Discovery + Retrieval Workflow: Google Scholar and Crossref can be used for discovery and DOI backfilling, while open repositories and publisher links are used for lawful full-text resolution where available.
OA-First Fallback Chain: download_with_fallback now follows source-native download → OpenAIRE/CORE/Europe PMC/PMC discovery → Unpaywall DOI resolution → optional Sci-Hub.
MCP Integration: Compatible with MCP clients for LLM context enhancement.
Extensible Design: Easily add new academic platforms by extending the academic_platforms module.

Source Strategy

The long-term goal is not to depend on a single search engine, but to combine multiple free and public sources with clear roles:

Open metadata backbone: Crossref, OpenAlex, Semantic Scholar, dblp, CiteSeerX, SSRN, Unpaywall (DOI-centric OA metadata).
Discipline-specific sources: arXiv, PubMed, PubMed Central, Europe PMC, IACR.
Open-access full-text sources: arXiv, PMC, CORE, OpenAIRE, DOAJ, BASE, Zenodo, HAL, publisher open-access links.
Discovery and DOI recovery: Google Scholar can be useful for finding titles, versions, and DOI clues when other public metadata sources are incomplete.

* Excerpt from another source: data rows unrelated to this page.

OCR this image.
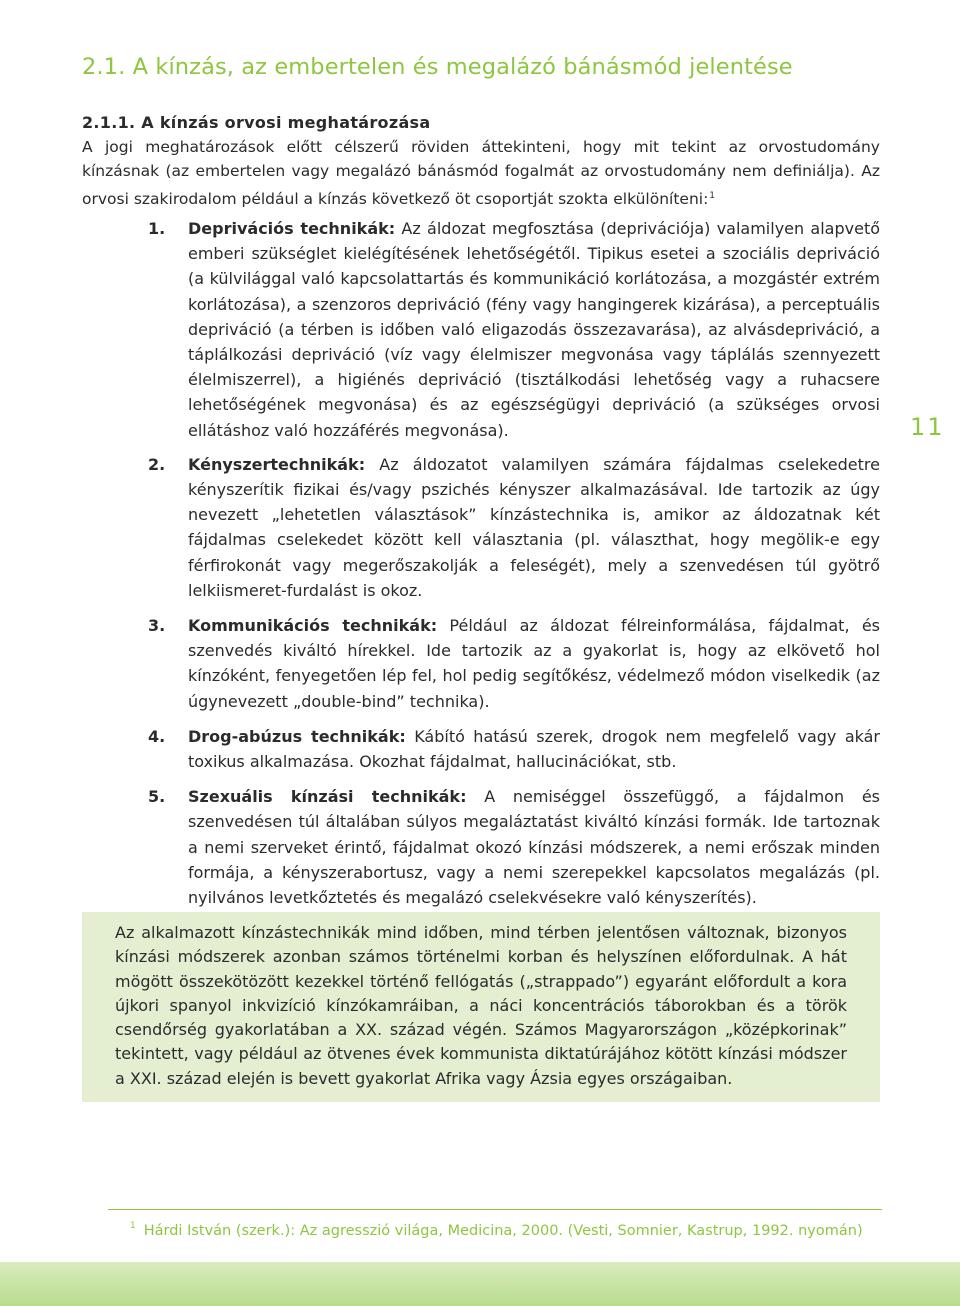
2.1. A kínzás, az embertelen és megalázó bánásmód jelentése
2.1.1. A kínzás orvosi meghatározása

A jogi meghatározások előtt célszerű röviden áttekinteni, hogy mit tekint az orvostudomány kínzásnak (az embertelen vagy megalázó bánásmód fogalmát az orvostudomány nem definiálja). Az orvosi szakirodalom például a kínzás következő öt csoportját szokta elkülöníteni:$^1$

1. Deprivációs technikák: Az áldozat megfosztása (deprivációja) valamilyen alapvető emberi szükséglet kielégítésének lehetőségétől. Tipikus esetei a szociális depriváció (a külvilággal való kapcsolattartás és kommunikáció korlátozása, a mozgástér extrém korlátozása), a szenzoros depriváció (fény vagy hangingerek kizárása), a perceptuális depriváció (a térben is időben való eligazodás összezavarása), az alvásdepriváció, a táplálkozási depriváció (víz vagy élelmiszer megvonása vagy táplálás szennyezett élelmiszerrel), a higiénés depriváció (tisztálkodási lehetőség vagy a ruhacsere lehetőségének megvonása) és az egészségügyi depriváció (a szükséges orvosi ellátáshoz való hozzáférés megvonása).
2. Kényszertechnikák: Az áldozatot valamilyen számára fájdalmas cselekedetre kényszerítik fizikai és/vagy pszichés kényszer alkalmazásával. Ide tartozik az úgy nevezett „lehetetlen választások” kínzástechnika is, amikor az áldozatnak két fájdalmas cselekedet között kell választania (pl. választhat, hogy megölik-e egy férfirokonát vagy megerőszakolják a feleségét), mely a szenvedésen túl gyötrő lelkiismeret-furdalást is okoz.
3. Kommunikációs technikák: Például az áldozat félreinformálása, fájdalmat, és szenvedés kiváltó hírekkel. Ide tartozik az a gyakorlat is, hogy az elkövető hol kínzóként, fenyegetően lép fel, hol pedig segítőkész, védelmező módon viselkedik (az úgynevezett „double-bind” technika).
4. Drog-abúzus technikák: Kábító hatású szerek, drogok nem megfelelő vagy akár toxikus alkalmazása. Okozhat fájdalmat, hallucinációkat, stb.
5. Szexuális kínzási technikák: A nemiséggel összefüggő, a fájdalmon és szenvedésen túl általában súlyos megaláztatást kiváltó kínzási formák. Ide tartoznak a nemi szerveket érintő, fájdalmat okozó kínzási módszerek, a nemi erőszak minden formája, a kényszerabortusz, vagy a nemi szerepekkel kapcsolatos megalázás (pl. nyilvános levetkőztetés és megalázó cselekvésekre való kényszerítés).

Az alkalmazott kínzástechnikák mind időben, mind térben jelentősen változnak, bizonyos kínzási módszerek azonban számos történelmi korban és helyszínen előfordulnak. A hát mögött összekötözött kezekkel történő fellógatás („strappado”) egyaránt előfordult a kora újkori spanyol inkvizíció kínzókamráiban, a náci koncentrációs táborokban és a török csendőrség gyakorlatában a XX. század végén. Számos Magyarországon „középkorinak” tekintett, vagy például az ötvenes évek kommunista diktatúrájához kötött kínzási módszer a XXI. század elején is bevett gyakorlat Afrika vagy Ázsia egyes országaiban.

11
$^1$ Hárdi István (szerk.): Az agresszió világa, Medicina, 2000. (Vesti, Somnier, Kastrup, 1992. nyomán)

Recommended free-first roadmap:

Keep current public sources stable.
Add OpenAlex as a broad free metadata source.
Add PubMed Central and Europe PMC for stronger biomedical full-text access.
Add CORE and OpenAIRE for repository-based open-access retrieval.
Use Google Scholar mainly as a discovery fallback, not as the primary canonical source.

Platform Capability Matrix

This matrix reflects verified live-integration results from functional and end-to-end regression tests in this repository. Columns show the highest capability level observed under normal conditions.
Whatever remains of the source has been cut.